Other than defining the dependencies between components and the invocation arguments, the user can place input files required by the workflow in subdirectories within the workflow directory. Wildfire can instruct GEL to copy files from these subdirectories into the working directory before a component is executed. Any instance can specify input files, thus allowing for files to be staged-in in a just-in-time manner. However, a common workflow pattern is one which specifies all input files to copied only by the first instance in the workflow.
Workflow execution
For execution, Wildfire exports a programmatic description of the workflow, in a scripting language called GEL [7], which is passed to a GEL interpretor for execution. GEL is a scripting language with parallel constructs characterising common parallel workflow execution patterns. It is designed to be a generic parallel scripting language which can be executed on different types of homogeneous and heterogeneous parallel hardware such as shared-memory SMP servers, clusters with a shared disk image, and Grids without a shared disk image. There currently exist interpretors that can run GEL scripts on SMP servers, clusters with Platform LSF, PBS or Sun GridEngine (SGE), and on Condor Grids [9, 10]. GEL is similar to APST [11], NIMROD [12] and DAGMan (part of Condor) but also allows for cyclic dependencies between jobs. The reader is referred to [7] for a more thorough description of GEL.
When developing small workflows, the user can run the workflow on the same machine (see Availability and requirements section). In this way, Wildfire can be used as a stand-alone application without access to the network.

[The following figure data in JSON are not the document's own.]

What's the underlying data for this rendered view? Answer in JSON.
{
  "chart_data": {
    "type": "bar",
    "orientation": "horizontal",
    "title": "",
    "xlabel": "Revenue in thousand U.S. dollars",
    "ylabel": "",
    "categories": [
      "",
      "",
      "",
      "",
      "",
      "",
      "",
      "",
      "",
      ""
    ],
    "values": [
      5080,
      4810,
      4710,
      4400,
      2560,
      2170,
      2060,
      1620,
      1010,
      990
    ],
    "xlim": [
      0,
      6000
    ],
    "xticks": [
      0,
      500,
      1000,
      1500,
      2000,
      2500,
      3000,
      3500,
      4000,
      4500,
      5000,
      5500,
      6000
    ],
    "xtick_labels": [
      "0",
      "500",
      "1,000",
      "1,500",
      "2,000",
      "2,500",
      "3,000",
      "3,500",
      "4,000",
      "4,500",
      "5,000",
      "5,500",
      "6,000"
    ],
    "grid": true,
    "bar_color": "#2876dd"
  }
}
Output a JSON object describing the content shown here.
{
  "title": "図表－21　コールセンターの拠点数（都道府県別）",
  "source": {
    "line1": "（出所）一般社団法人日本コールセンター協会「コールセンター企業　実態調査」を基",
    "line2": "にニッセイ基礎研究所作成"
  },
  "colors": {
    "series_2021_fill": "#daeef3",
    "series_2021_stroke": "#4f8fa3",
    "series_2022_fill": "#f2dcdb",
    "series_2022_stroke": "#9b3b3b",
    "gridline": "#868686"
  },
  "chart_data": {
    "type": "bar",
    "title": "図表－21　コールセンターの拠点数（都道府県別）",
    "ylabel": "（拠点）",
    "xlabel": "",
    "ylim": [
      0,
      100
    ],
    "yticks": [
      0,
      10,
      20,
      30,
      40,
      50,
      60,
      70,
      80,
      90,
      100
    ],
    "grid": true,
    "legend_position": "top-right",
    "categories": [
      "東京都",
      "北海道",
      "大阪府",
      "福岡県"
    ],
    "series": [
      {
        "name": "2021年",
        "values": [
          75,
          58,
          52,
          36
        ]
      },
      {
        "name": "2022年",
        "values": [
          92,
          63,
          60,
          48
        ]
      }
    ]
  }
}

Alternatively, the user can choose to send the workflow to a remote server and run it there. In this case, Wildfire uses the secure shell (SSH) protocol to send the necessary files over to, and then run the GEL interpretor on the remote server (see Fig. 3). The GEL interpretor can execute the atomic components directly if the server has multiple processors. If the server is a cluster, then GEL can submit the atomic components as jobs to the queue manager. In either case, the GEL interpretor will try to use multiple processors where possible. Remote server execution is useful for workflows with large data sets since GEL will make use of multiple processors. It is also useful if the atomic components are not installed on the local machine.
Wildfire and GEL do not require super-user privileges to install: they can be installed in the "home" directory. For the client-server mode of operation, only an SSH service on the server is required; there is no need to configure other services such as SOAP over HTTP or Web-/Grid-Services, and the firewall is only required to allow incoming SSH connections. Most modern UNIX-style configurations already provide an SSH service.
Wildfire can also use GEL to break up the workflow and run parts of it concurrently on different supercomputers using Condor. (Note: GEL 1.0 uses the Globus [13] protocols to provide Grid support. GEL 2.0 uses Condor for Grid execution and future support for Globus Grids will be via Condor-G.) This is useful for very large workflows which require as many compute resources as possible. In practice, it is more useful when not all components are available on any one machine, for example, because of licence availability.
Wildfire monitors execution of the individual atomic components and feedback is provided via annotations on the canvas which are updated in real-time.
The exported GEL script can also be run directly using an interpretor via the command line. This allows a workflow to be run in batch mode independently of Wildfire, and is useful for very long-running workflows or those that have to be run repeatedly.